Frikki Walker is one of Scotland’s busiest and most experienced Choral Conductors.

He has been Director of Music at St Mary’s Cathedral, Glasgow, since 1996, and under his leadership the choir has more than doubled in size, and now includes a section for young choristers aged 7-16. Frikki has recorded four CDs with the choir, and they have now featured on over 50 Radio and TV programmes including, Daily Service and Morning Worship on BBC Radio 4, Sunday Half-hour on Radio 2, and a wide variety of special programmes on BBC Radios 2, 4, Scotland and the World Service. St Mary’s Cathedral Choir have also appeared many times on BBC Television’s “Songs of Praise”.

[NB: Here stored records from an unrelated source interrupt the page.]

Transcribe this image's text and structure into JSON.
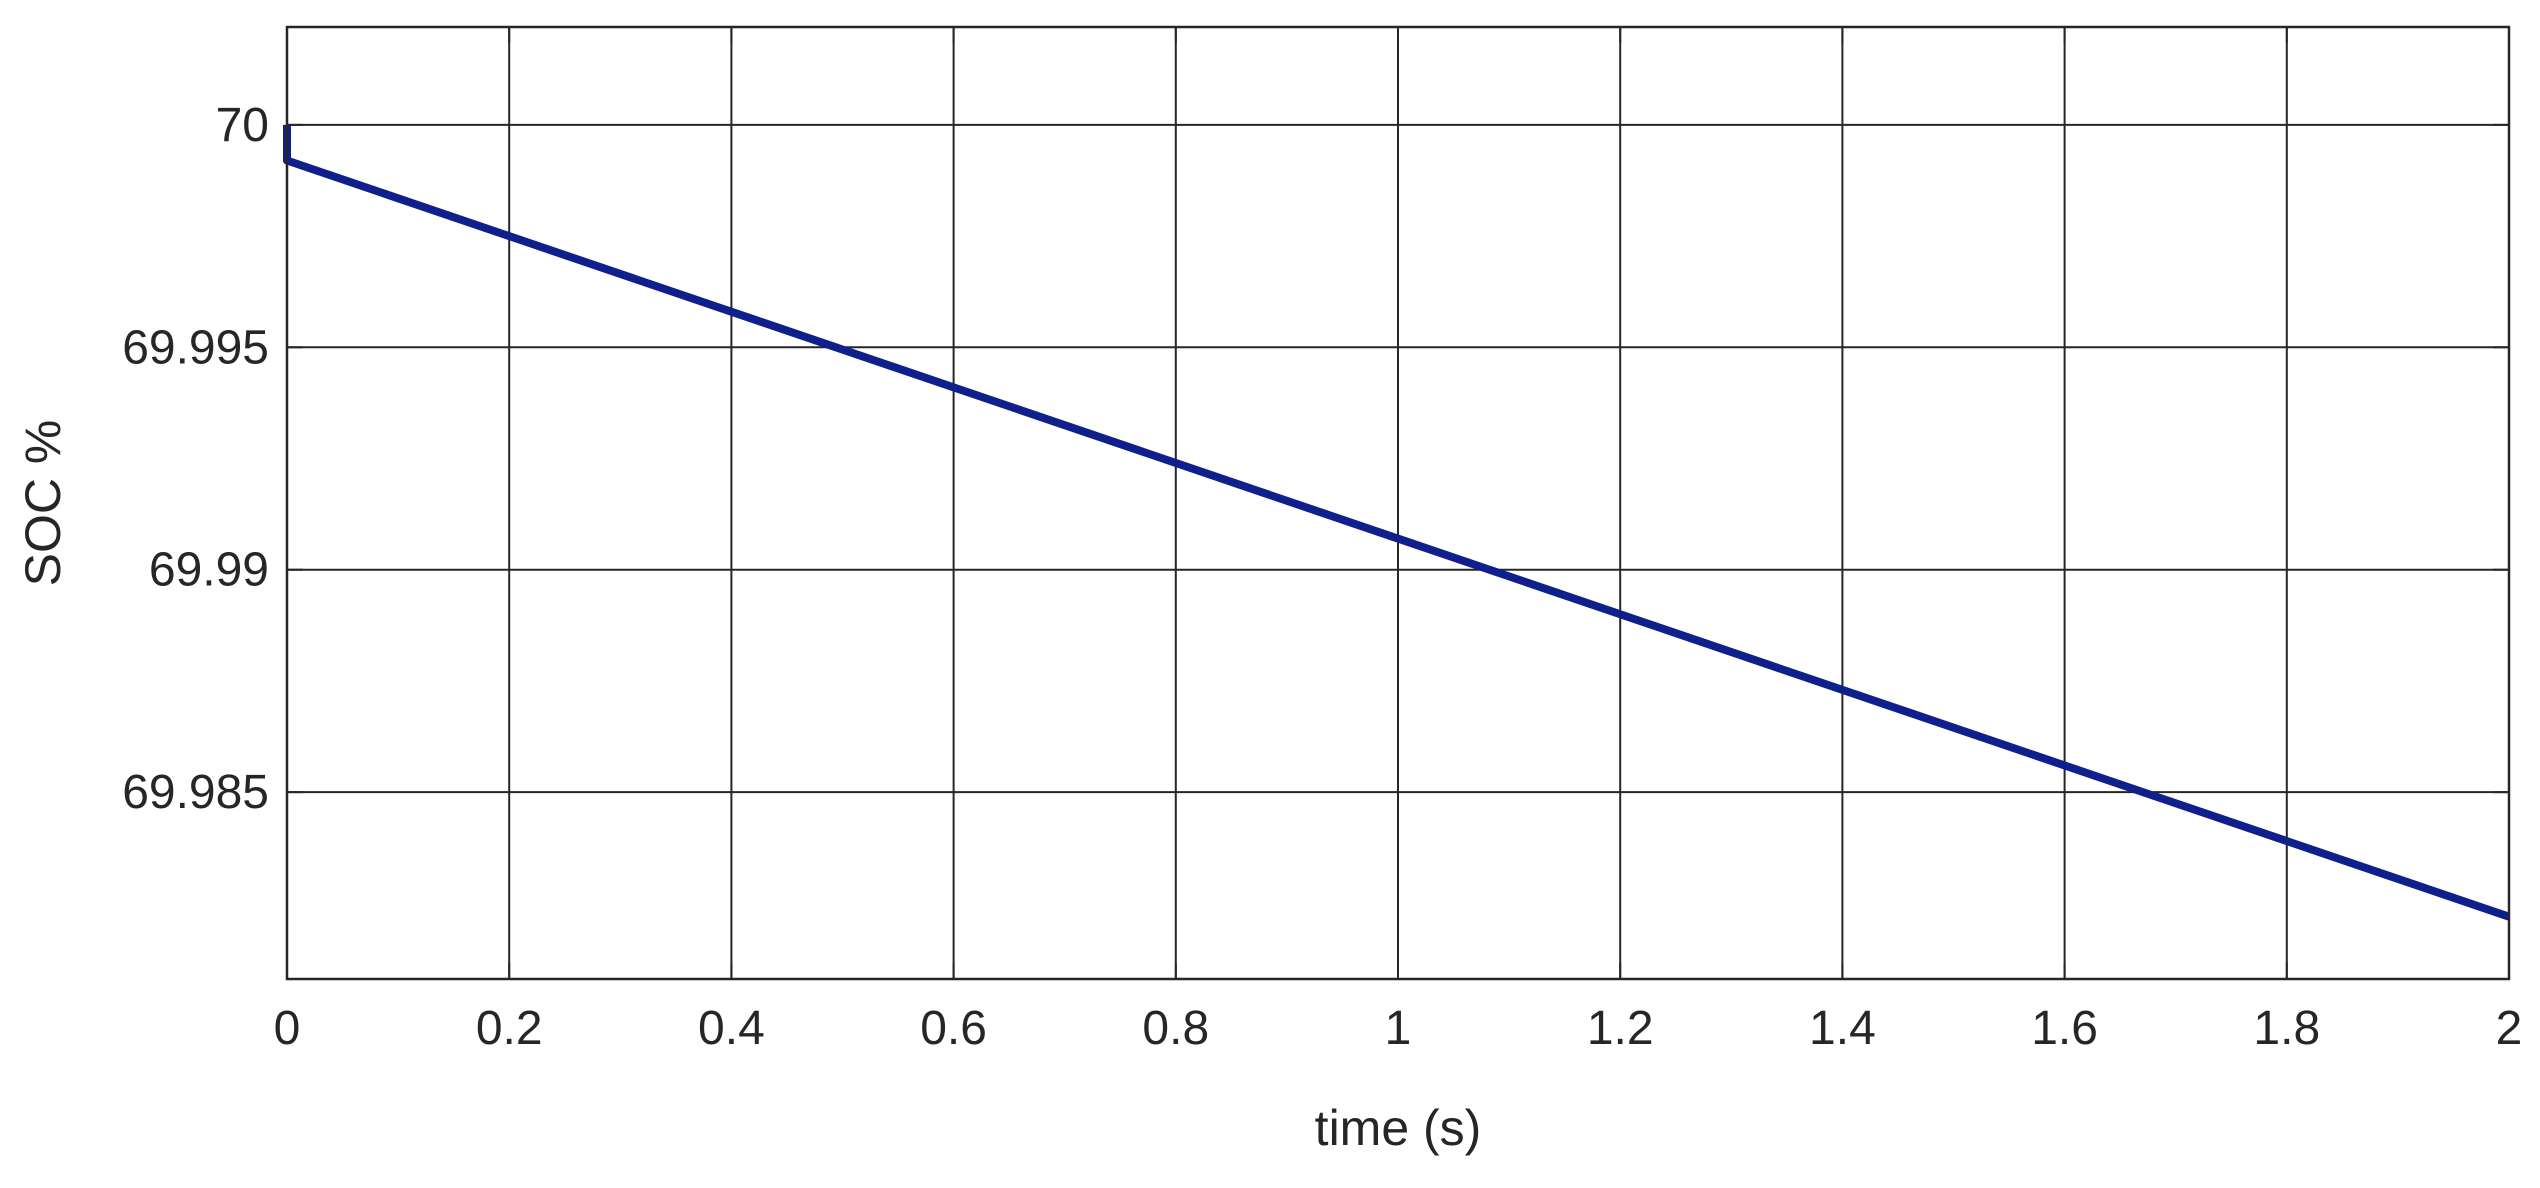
{
  "chart_data": {
    "type": "line",
    "title": "",
    "xlabel": "time (s)",
    "ylabel": "SOC %",
    "xlim": [
      0,
      2
    ],
    "ylim": [
      69.9808,
      70.0022
    ],
    "xticks": [
      0,
      0.2,
      0.4,
      0.6,
      0.8,
      1,
      1.2,
      1.4,
      1.6,
      1.8,
      2
    ],
    "xtick_labels": [
      "0",
      "0.2",
      "0.4",
      "0.6",
      "0.8",
      "1",
      "1.2",
      "1.4",
      "1.6",
      "1.8",
      "2"
    ],
    "yticks": [
      69.985,
      69.99,
      69.995,
      70
    ],
    "ytick_labels": [
      "69.985",
      "69.99",
      "69.995",
      "70"
    ],
    "grid": true,
    "colors": {
      "line": "#0f1f8c",
      "grid": "#262626",
      "axes": "#262626",
      "text": "#262626"
    },
    "series": [
      {
        "x": [
          0,
          0,
          2
        ],
        "y": [
          70.0,
          69.9992,
          69.9822
        ]
      }
    ]
  }
}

In addition to his duties at St Mary’s, Frikki currently conducts RSCM Scottish Voices, which he co-founded, the Changed Voices of the RSNO Junior Chorus, the Changed Voices of the National Youth Choir of Scotland Boys’ Choir, RSNO Chorus Academy, and various choirs in the Royal Conservatoire of Scotland, for whom he is also a visiting examiner. He is also responsible for much of the Choral Programme at the High School of Glasgow, including conducting their acclaimed Chamber Choir who have made several radio and TV appearances, and who hold the title of the “BBC Songs of Praise Senior School Choir of the Year 2013”.
Frikki has worked with many of Scotland’s most prestigious choirs, including the RSNO Chorus, the RSNO Junior Chorus, the Edinburgh Festival Chorus, Edinburgh Royal Choral Union, the Glasgow Chamber Choir, and the Chapel Choir of the University of Glasgow. A keen Choral animateur, he has also run choral workshops for the RSNO Learning and Engagement department, and for Festivals and choirs throughout Scotland. Frikki is also in increasing demand as an adjudicator at Music Festivals.
An accomplished Organist, Frikki has given recitals in parish churches, concert halls and Cathedrals, all over Britain and beyond, including such venues as the Caird Hall in Dundee, Brechin Cathedral, St Giles’ Cathedral in Edinburgh, Chester Cathedral, Westminster Cathedral, and Kelvingrove Art Gallery and Museum, where he has played more than fifty recitals in the daily organ concerts’ series there. He has also played in Salzburg, Holland, and in all the major churches in his home country, Iceland. As a composer, he has written a huge range of choral music and many arrangements, some of which are published, and several of which have been broadcast on Radio and TV, and sung and played in schools, churches and cathedrals all over the world, and his “Camerata Carols” have twice featured in the RSNO Christmas Concerts.